Table 1.
Canonical Wnt | Cilia or Wnt association | Reference |
---|---|---|
Wnt proteins | ||
Inv (NPHP2) | Ciliary localization and physical interaction with Dvl | [65,66] |
Dvl | Docking and polarization of basal bodies, basal body localization, targeted for degradation by Inv | [47,66] |
Cilia-associated proteins | ||
Bbs-associated | Hyperactive Wnt response in knockout cell lines | [68] |
Kif3aa | Up regulation of cellular Wnt response in knockout cell lines and mutant mice | [68,69] |
Ift88a | Up regulation of cellular Wnt response in mutant mice | [69,70] |
Ift40 | Increase in expression of canonical Wnt pathway genes in kidney of mutant mice | [91] |
Ift20 | Increase in nuclear beta-catenin and expression of Wnt target genes in kidney of mutant mice | [89] |
Ofd1 | Up regulation of cellular Wnt response in mutant mice | [69] |
Chibby | Binds beta-catenin preventing nuclear entry negatively regulating Wnt signaling | [71-73] |
Seahorse | Binds to Dvl, constrains Wnt signaling in zebrafish | [74] |
SREBP1c | Over expression disrupts ciliogenesis and increases canonical Wnt signaling in Xenopus. | [75] |
Ahi1/Jbn | Abrogated Wnt signaling in kidney and cerebellum of mutant mice, facilitates beta-catenin entry into nucleus | [19,106,143] |
Non-canonical Wnt | ||
PCP effectors | ||
Inturned | Highly expressed in ciliated tissue, required for ciliogenesis.
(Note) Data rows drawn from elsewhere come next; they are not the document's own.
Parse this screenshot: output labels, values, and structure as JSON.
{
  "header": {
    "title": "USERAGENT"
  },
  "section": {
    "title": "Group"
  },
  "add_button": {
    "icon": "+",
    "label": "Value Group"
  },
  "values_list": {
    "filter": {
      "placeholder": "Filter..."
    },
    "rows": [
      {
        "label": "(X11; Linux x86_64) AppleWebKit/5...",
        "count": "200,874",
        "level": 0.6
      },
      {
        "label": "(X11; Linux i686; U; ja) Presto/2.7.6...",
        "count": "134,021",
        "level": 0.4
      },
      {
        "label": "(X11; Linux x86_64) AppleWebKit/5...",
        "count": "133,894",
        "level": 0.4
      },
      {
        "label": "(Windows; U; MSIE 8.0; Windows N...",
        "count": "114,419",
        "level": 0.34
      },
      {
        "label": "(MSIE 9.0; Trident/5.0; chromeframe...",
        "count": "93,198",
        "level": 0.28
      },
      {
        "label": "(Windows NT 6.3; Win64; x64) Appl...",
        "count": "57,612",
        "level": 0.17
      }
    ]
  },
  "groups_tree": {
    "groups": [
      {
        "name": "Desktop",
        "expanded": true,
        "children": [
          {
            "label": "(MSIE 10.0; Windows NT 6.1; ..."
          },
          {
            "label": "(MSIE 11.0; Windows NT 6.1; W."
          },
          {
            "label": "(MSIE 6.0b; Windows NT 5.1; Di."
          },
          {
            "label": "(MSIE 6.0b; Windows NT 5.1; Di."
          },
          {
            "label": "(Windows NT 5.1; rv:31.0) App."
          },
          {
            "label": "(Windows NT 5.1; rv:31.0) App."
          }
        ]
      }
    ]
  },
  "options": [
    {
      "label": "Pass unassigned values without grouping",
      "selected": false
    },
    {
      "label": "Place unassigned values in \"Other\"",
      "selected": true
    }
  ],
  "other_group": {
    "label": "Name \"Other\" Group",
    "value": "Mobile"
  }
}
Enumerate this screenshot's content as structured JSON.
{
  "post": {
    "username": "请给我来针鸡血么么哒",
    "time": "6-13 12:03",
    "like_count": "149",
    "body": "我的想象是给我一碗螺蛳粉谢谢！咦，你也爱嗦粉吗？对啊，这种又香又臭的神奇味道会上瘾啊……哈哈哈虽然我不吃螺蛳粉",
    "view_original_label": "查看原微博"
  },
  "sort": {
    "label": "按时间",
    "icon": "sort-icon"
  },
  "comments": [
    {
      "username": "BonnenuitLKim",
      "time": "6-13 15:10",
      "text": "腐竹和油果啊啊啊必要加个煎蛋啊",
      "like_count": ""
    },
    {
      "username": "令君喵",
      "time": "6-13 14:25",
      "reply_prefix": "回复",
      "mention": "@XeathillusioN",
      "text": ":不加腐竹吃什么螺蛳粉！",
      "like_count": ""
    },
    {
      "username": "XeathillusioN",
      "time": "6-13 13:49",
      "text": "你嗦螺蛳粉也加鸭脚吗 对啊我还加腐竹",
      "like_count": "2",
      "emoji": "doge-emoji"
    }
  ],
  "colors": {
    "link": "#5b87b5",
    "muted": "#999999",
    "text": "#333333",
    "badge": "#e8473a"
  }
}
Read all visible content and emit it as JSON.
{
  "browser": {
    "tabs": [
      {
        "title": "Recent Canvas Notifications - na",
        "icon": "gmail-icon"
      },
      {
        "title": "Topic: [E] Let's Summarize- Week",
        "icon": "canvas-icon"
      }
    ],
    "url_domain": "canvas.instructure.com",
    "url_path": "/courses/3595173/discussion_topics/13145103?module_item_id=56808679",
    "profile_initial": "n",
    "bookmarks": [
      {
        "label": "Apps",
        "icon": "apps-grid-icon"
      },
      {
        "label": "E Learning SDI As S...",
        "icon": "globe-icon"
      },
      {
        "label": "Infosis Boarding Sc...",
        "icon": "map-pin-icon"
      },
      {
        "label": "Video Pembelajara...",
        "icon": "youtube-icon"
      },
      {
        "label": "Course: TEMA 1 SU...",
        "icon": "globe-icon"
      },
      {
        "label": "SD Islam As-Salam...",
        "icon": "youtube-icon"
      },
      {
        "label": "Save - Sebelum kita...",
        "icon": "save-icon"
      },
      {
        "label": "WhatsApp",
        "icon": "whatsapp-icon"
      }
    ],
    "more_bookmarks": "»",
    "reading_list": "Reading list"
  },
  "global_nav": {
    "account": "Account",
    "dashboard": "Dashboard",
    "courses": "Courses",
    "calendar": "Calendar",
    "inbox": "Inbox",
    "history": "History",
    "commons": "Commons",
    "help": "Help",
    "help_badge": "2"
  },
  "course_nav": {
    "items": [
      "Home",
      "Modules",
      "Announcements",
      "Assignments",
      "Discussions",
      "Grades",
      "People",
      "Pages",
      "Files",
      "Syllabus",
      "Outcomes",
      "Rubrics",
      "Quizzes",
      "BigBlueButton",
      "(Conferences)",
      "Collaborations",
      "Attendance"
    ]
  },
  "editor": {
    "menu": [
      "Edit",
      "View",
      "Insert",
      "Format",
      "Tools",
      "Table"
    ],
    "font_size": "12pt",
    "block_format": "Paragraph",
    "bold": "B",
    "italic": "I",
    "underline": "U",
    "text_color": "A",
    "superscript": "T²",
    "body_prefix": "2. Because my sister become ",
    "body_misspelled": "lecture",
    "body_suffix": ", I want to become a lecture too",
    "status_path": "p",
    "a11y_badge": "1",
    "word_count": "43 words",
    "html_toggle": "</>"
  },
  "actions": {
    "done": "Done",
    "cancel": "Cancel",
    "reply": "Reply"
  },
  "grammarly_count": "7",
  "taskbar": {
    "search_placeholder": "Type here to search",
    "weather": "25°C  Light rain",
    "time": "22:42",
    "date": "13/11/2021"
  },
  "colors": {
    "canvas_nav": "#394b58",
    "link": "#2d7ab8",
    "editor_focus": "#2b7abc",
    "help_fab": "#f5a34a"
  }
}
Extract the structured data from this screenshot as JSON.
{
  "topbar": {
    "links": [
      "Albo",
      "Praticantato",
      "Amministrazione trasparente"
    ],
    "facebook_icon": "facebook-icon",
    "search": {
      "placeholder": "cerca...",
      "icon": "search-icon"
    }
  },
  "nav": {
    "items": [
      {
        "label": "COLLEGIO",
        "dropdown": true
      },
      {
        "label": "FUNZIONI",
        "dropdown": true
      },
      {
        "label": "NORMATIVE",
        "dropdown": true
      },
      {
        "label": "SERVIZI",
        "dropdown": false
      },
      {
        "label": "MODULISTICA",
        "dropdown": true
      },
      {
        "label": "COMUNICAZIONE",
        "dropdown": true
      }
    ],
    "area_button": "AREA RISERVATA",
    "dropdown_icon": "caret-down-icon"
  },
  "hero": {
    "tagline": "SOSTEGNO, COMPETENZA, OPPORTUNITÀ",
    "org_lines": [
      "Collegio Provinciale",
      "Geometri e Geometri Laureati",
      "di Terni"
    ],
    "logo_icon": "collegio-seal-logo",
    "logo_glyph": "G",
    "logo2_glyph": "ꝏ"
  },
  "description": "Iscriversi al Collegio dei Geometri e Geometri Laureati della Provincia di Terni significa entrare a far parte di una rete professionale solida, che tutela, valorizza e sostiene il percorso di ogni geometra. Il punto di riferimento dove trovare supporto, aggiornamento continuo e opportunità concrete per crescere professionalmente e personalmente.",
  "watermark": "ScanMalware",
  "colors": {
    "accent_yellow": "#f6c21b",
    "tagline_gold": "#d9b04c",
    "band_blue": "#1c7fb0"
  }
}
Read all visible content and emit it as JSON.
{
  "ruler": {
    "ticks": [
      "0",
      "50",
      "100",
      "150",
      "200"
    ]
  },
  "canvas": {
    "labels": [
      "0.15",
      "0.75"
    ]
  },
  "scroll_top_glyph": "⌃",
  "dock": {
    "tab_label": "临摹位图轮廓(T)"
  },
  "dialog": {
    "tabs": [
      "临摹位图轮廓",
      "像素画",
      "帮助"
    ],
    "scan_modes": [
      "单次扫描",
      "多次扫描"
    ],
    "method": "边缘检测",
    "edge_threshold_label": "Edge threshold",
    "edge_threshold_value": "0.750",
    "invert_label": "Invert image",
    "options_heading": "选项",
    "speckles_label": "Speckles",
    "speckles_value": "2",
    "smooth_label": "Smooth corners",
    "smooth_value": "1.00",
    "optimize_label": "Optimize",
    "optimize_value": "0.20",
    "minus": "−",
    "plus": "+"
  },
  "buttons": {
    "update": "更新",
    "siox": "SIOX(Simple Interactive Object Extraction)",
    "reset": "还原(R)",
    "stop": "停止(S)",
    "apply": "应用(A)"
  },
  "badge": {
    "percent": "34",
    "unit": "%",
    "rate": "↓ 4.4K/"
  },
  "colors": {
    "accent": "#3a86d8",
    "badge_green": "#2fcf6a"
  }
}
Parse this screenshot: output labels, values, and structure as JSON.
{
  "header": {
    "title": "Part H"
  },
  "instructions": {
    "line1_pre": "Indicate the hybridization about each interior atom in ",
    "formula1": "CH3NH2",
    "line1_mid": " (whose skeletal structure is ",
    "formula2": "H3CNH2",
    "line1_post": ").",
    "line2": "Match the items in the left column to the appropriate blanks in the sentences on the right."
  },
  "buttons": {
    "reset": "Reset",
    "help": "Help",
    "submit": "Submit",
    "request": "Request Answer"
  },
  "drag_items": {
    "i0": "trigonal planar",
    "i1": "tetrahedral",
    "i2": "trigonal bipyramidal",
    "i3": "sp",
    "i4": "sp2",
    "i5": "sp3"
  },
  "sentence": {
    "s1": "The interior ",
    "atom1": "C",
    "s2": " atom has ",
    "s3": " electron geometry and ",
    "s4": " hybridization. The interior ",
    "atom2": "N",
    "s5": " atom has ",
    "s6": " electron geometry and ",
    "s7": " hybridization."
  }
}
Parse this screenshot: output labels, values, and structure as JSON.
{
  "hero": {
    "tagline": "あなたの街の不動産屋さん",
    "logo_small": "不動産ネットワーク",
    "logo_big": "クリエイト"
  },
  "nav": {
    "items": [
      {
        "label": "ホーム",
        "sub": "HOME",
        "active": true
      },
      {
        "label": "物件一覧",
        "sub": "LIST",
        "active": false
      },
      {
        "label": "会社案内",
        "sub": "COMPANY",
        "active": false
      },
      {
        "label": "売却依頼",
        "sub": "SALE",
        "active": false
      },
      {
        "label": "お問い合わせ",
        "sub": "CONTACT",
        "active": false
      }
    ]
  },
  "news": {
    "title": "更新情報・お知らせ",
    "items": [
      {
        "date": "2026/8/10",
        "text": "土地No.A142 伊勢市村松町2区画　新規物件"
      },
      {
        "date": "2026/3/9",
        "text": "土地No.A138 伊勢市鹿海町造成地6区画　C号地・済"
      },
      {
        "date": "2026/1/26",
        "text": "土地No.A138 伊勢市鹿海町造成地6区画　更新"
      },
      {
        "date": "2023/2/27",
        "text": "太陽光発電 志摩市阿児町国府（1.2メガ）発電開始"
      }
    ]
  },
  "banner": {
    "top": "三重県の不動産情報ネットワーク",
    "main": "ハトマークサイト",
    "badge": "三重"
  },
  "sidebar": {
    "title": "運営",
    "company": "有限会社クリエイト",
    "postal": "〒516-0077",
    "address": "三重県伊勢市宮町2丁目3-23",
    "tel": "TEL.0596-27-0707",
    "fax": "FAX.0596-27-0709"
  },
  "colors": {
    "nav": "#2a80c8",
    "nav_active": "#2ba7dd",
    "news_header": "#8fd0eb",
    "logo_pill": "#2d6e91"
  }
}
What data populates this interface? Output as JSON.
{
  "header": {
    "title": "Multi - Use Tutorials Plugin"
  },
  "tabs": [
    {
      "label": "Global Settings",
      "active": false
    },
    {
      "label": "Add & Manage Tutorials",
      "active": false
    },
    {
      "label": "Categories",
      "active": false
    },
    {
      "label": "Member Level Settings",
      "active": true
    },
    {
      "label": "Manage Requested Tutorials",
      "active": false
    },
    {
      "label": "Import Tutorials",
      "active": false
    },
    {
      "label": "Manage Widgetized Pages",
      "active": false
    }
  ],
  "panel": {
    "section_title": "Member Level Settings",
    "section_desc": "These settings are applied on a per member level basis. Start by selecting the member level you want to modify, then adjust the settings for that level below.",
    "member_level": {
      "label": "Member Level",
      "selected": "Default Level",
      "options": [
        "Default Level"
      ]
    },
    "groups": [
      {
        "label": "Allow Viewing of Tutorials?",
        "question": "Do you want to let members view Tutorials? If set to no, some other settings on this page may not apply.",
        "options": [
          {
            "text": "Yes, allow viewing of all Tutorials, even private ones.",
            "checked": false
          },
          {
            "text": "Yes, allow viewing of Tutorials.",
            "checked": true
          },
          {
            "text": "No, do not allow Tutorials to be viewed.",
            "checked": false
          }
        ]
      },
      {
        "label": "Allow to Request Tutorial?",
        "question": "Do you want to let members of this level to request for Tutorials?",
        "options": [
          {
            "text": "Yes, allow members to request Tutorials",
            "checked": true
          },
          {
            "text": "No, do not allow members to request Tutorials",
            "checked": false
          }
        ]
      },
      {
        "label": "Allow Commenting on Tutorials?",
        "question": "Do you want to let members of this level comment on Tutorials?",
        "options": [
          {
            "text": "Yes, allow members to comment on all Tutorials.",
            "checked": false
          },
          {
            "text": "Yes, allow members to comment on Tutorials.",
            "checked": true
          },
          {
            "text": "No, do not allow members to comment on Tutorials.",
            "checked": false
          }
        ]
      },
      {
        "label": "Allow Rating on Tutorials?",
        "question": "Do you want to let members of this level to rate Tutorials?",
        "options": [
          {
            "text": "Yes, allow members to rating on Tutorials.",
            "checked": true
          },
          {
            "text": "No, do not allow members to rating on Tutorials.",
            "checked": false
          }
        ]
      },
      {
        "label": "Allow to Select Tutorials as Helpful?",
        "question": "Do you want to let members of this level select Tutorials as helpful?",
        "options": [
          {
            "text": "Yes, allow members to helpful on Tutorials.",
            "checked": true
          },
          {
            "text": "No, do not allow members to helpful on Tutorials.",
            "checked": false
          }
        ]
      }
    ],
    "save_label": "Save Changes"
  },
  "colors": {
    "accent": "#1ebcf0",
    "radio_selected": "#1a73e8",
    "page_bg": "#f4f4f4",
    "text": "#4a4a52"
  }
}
Actin assembly, Rho localization, docking of basal bodies | [100,144,47,147] |
Fuzzy | Required for axoneme elongation, predicted role in vesicular trafficking | [100,144] |
Fritz | Expressed in ciliated tissue, required for ciliogenesis, mutations identified in human ciliopathies | [101] |
Core PCP proteins | ||
Dubroya | Regulates ciliogenesis, Apical Actin assembly | [148] |
Frizzled | Defective ciliogenesis at zebrafish kupffers Vesicle | [148] |
Dvl | Regulates ciliogenesis, Actin assembly, Rho localization, docking of basal bodies, associated with human ciliopathy proteins TMEM216 and TMEM67 | [47,149] |
Celsr2/Celsr3 | Regulates ciliogenesis in multiciliated ependymal cells via basal body docking at apical plasma membrane | [150] |
Prickle | Regulates cilium length in zebrafish | [151] |
Vangl2a | Localizes to some cilia, xenopus basal body localization and ciliogenesis, zebrafish conflicting data | [82,83,96] |
aFurther described in the legend
The primary cilium was first implicated in suppression of canonical, β-catenin-dependent Wnt signaling, while being required for non-canonical Wnt signaling (PCP). One of the first studies to make this suggestion implicated inversin (Inv), a basal body protein associated with cystic kidney disease, as a molecular switch between the two Wnt signaling pathways. It was suggested that this occurred via targeting of cytoplasmic Dishevelled (Dvl) for degradation at the basal body. Another cilia-associated protein, the kinesin-like protein Kif3a, is thought to restrain canonical Wnt signaling by restricting the CK1-dependent phosphorylation of Dvl, which results in an active beta-catenin destruction complex, limiting beta-catenin induced transcription. It is possible that defects in protein interactions at the basal body, rather than in intraflagellar transport (IFT), could be responsible for dysregulation of Wnt signaling in cilia mutants. Such a suggestion is consistent with the findings that both IFT-mutant mice and mutant zebrafish do not show disruption of canonical Wnt signaling. aAxin 2 (Wnt target gene) and transgenic Wnt reporter normal in ift88, ift72, and kif3a mouse embryos [51]. No Wnt phenotype in ift88 zebrafish [52]. Conflicting zebrafish vangl2 data could be due to varying animal mutants and analysis methods.